Another planned feature targeted for Rook-Ceph would allow our application specifications to point to a Kubernetes StorageClass and a Ceph CSI provisioner, which itself allows for static provisioning. What does this mean? In normal provisioning of volumes in Kubernetes a developer requests storage for their application via a PVC and a new PV volume is created. This feature will allow the CSI Driver to determine if there is already an RBD image that we want to create a PV from, and not to create a completely new storage volume.

Our application can now run, connected to the mirrored PV from Cluster A, with a fully redundant backup of our application running on Cluster B.

App A is now bridged entirely to be mirrored in Cluster B using a StorageClass and Static Provisioning from the PV and RBD image.

Improving automation of Rook-Ceph

What would this look like in a fully automated process, and how would this promote scalability?

As with other Kubernetes custom resources, there is a controller behind the scenes to manage the automation and life cycle of those and other resources. Rook, coupled with the CSI Operators and provisioners, will enable this full cycle of automation, similar to any other Kubernetes request processes.

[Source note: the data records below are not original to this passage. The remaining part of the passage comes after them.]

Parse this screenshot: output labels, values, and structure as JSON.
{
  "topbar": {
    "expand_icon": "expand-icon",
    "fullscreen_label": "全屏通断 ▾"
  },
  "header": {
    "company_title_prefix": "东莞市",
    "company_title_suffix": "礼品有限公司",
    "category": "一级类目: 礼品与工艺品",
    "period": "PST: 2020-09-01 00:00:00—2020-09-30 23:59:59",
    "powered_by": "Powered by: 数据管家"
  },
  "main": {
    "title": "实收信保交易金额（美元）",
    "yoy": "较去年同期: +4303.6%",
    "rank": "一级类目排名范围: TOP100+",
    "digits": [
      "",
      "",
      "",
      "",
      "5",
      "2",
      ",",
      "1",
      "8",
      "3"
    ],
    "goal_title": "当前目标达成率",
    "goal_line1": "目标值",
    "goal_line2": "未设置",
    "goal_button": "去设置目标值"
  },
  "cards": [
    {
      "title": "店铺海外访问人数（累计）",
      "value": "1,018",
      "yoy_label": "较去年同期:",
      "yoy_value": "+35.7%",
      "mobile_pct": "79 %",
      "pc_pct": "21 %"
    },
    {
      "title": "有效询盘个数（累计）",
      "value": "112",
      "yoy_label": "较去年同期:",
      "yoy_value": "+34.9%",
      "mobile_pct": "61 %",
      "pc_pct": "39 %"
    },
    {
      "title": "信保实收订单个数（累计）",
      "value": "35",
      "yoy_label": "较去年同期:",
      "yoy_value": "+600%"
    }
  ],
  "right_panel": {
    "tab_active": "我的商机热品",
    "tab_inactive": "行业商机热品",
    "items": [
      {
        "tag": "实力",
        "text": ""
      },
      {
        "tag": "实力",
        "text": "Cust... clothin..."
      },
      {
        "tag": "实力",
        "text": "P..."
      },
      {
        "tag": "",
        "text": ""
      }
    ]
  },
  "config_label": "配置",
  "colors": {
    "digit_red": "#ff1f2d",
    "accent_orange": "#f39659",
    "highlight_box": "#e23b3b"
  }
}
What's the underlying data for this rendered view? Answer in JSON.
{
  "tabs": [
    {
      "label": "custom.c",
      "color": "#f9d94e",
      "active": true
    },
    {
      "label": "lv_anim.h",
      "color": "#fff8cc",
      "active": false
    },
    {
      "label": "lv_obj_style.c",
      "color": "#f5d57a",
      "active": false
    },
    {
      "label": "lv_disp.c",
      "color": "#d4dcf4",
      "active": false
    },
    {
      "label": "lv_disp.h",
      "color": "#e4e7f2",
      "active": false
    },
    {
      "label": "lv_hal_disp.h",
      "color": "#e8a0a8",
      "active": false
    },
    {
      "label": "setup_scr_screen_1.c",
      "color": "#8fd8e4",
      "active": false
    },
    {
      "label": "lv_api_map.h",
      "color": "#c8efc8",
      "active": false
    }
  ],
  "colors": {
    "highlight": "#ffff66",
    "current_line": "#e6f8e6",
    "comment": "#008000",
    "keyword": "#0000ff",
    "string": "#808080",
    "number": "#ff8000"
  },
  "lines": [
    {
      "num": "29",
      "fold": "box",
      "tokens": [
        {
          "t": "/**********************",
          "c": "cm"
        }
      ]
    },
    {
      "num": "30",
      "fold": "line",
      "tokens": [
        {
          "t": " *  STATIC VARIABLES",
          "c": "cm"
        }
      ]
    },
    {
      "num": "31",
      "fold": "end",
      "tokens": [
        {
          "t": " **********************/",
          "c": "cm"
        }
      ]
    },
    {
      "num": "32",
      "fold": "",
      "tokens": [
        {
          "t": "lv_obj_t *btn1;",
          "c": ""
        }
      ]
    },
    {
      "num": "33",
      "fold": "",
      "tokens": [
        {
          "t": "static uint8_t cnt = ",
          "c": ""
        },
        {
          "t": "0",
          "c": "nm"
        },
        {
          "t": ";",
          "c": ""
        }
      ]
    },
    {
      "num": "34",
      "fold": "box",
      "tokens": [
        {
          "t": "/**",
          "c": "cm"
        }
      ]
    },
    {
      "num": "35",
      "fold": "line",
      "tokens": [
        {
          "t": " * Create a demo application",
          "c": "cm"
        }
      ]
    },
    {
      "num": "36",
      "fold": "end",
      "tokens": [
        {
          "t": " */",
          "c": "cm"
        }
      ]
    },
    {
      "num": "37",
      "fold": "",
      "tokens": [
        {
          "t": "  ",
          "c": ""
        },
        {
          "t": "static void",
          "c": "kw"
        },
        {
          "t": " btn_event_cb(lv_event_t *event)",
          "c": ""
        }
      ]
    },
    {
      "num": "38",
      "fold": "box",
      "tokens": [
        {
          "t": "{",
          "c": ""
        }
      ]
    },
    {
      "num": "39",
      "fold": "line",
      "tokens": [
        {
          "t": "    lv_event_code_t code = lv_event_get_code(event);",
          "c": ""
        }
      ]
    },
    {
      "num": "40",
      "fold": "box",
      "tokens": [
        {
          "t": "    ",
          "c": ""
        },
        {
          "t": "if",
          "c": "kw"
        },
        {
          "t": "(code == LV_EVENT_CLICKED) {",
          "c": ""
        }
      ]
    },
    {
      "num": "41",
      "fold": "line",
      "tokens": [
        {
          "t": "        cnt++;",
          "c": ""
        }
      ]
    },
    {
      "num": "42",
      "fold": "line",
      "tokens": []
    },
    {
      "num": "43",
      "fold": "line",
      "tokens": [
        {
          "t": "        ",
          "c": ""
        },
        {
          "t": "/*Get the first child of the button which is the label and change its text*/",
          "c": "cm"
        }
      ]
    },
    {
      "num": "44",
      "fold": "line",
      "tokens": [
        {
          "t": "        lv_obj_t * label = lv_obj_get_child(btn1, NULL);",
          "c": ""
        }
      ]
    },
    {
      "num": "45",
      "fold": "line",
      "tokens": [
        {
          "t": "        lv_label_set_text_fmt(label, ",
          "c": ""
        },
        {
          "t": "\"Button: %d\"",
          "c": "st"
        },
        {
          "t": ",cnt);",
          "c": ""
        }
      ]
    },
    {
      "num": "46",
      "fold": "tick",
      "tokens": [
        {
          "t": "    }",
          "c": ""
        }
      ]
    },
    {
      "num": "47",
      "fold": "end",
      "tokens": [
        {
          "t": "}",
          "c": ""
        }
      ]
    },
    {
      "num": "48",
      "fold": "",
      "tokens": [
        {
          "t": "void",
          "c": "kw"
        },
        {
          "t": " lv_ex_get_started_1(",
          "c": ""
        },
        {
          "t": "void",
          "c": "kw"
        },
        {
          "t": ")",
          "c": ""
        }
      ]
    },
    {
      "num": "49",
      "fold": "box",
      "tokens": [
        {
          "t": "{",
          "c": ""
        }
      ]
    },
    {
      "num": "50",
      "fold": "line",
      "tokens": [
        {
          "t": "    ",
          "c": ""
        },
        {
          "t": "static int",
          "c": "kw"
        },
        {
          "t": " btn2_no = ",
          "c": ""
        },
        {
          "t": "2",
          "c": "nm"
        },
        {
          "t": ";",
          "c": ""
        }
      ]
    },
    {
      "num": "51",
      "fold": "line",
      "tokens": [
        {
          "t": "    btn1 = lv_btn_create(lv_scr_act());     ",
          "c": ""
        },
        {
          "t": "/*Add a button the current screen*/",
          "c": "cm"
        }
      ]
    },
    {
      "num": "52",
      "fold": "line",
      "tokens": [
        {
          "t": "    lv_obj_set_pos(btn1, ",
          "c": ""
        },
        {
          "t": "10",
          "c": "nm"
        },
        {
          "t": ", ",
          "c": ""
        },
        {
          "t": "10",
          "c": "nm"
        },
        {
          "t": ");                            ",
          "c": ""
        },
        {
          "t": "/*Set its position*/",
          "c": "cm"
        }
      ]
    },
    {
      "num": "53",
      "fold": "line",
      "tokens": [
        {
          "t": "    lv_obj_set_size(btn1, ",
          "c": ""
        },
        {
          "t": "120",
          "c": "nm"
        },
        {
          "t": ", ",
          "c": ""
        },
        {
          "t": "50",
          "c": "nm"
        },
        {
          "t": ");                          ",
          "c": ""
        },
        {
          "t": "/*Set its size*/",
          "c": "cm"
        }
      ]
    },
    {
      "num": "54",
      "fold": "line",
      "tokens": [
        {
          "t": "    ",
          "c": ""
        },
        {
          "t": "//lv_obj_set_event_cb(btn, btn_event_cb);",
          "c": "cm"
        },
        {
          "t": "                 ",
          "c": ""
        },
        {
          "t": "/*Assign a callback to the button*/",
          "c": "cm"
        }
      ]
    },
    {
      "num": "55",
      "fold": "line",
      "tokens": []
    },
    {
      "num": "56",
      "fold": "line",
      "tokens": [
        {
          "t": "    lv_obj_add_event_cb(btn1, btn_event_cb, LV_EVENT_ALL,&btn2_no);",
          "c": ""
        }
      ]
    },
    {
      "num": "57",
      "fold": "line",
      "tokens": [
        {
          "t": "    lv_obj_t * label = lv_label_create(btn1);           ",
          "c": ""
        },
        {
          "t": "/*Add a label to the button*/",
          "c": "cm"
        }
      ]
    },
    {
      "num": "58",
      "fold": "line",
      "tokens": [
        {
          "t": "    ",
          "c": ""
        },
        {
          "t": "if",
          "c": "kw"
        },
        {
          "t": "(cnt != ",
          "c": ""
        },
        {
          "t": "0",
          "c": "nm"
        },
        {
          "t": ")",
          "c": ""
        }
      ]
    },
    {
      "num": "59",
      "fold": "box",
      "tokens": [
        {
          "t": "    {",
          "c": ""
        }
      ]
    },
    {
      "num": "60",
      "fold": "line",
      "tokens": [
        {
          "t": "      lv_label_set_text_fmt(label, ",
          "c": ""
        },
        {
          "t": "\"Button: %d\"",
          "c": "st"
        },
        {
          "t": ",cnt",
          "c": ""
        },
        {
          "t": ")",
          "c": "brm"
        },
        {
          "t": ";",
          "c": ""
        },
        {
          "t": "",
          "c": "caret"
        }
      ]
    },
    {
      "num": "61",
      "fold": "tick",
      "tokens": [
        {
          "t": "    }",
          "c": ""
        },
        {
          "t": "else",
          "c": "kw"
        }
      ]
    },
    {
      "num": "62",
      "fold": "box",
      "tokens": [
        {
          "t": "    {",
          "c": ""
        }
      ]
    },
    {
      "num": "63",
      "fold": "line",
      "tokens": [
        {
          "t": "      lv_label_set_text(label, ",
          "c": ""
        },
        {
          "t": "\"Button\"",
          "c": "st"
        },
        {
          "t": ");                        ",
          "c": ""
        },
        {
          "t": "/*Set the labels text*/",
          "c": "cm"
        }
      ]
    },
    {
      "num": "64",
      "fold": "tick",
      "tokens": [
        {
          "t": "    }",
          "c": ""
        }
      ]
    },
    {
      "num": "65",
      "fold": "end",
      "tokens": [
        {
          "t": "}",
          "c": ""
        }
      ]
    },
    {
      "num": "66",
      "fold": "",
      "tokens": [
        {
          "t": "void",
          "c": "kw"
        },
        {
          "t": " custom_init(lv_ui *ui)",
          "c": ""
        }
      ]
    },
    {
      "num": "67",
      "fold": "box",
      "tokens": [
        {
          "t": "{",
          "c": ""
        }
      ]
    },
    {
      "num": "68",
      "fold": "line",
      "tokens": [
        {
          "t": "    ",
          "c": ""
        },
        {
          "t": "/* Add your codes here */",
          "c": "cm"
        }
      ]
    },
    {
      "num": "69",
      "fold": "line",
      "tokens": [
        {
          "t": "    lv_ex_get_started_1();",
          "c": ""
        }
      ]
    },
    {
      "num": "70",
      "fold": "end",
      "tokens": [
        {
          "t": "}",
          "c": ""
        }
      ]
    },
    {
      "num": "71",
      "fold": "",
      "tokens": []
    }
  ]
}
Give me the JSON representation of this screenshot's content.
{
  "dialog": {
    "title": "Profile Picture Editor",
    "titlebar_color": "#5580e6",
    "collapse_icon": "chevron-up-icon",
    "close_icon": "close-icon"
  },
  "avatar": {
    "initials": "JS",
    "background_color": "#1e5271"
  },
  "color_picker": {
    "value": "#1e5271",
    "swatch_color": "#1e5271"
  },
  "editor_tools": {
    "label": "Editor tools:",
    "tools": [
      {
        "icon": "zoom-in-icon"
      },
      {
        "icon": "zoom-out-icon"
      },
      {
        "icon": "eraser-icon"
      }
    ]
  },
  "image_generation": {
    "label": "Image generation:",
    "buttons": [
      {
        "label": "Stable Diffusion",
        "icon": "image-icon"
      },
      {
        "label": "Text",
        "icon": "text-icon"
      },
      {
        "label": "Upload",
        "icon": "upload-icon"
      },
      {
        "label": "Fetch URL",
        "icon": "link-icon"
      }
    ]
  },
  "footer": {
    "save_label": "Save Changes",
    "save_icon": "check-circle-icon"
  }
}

Imagine you can submit a PVC/StorageClass-like request in Kubernetes but it’s specific for Ceph and RBD mirroring. Within that request are details needed by Rook-Ceph operators to perform the necessary steps and automation needed to complete the end-to-end process of setting up a mirrored storage pool, images, and PVs. Now you can scale up or down, easily moving data from A to B, all controlled by the normal Kubernetes mechanisms. 

Although there are many different solutions and models to solve application and data portability use cases, Rook, plus Ceph, is positioned to be a single solution choice. 

With Ceph’s ability to run containerized within a Kubernetes cluster and/or as a stand-alone cluster external to Kubernetes, it is in a position to facilitate data movement between any Ceph cluster including existing brownfield clusters. Ceph’s RBD mirroring is asynchronous, which makes it suitable for geographically distributed locations or high latency networks. Also Ceph’s ability to run in the cloud on top of EBS (AWS) or GPD (GKE) creates uniformity across the different clouds for storage capabilities and features.

Looking at how Ceph can facilitate data movement between Ceph clusters, includes asynchronous RBD mirroring for geographically distribution and high latency, and is able to run in the public cloud, shows how Ceph provides a much needed uniformity for storage capabilities and features across different clouds

As these and future capabilities are developed, users will continue to have a more enhanced experience to selectively manage their data across clouds and clusters in an efficient and optimized manner. The multi-cluster space is changing rapidly and as technologies and models come and go, storage will always be the hardest and one of the most important aspects of multi-cluster scalability, and Rook-Ceph is here to help.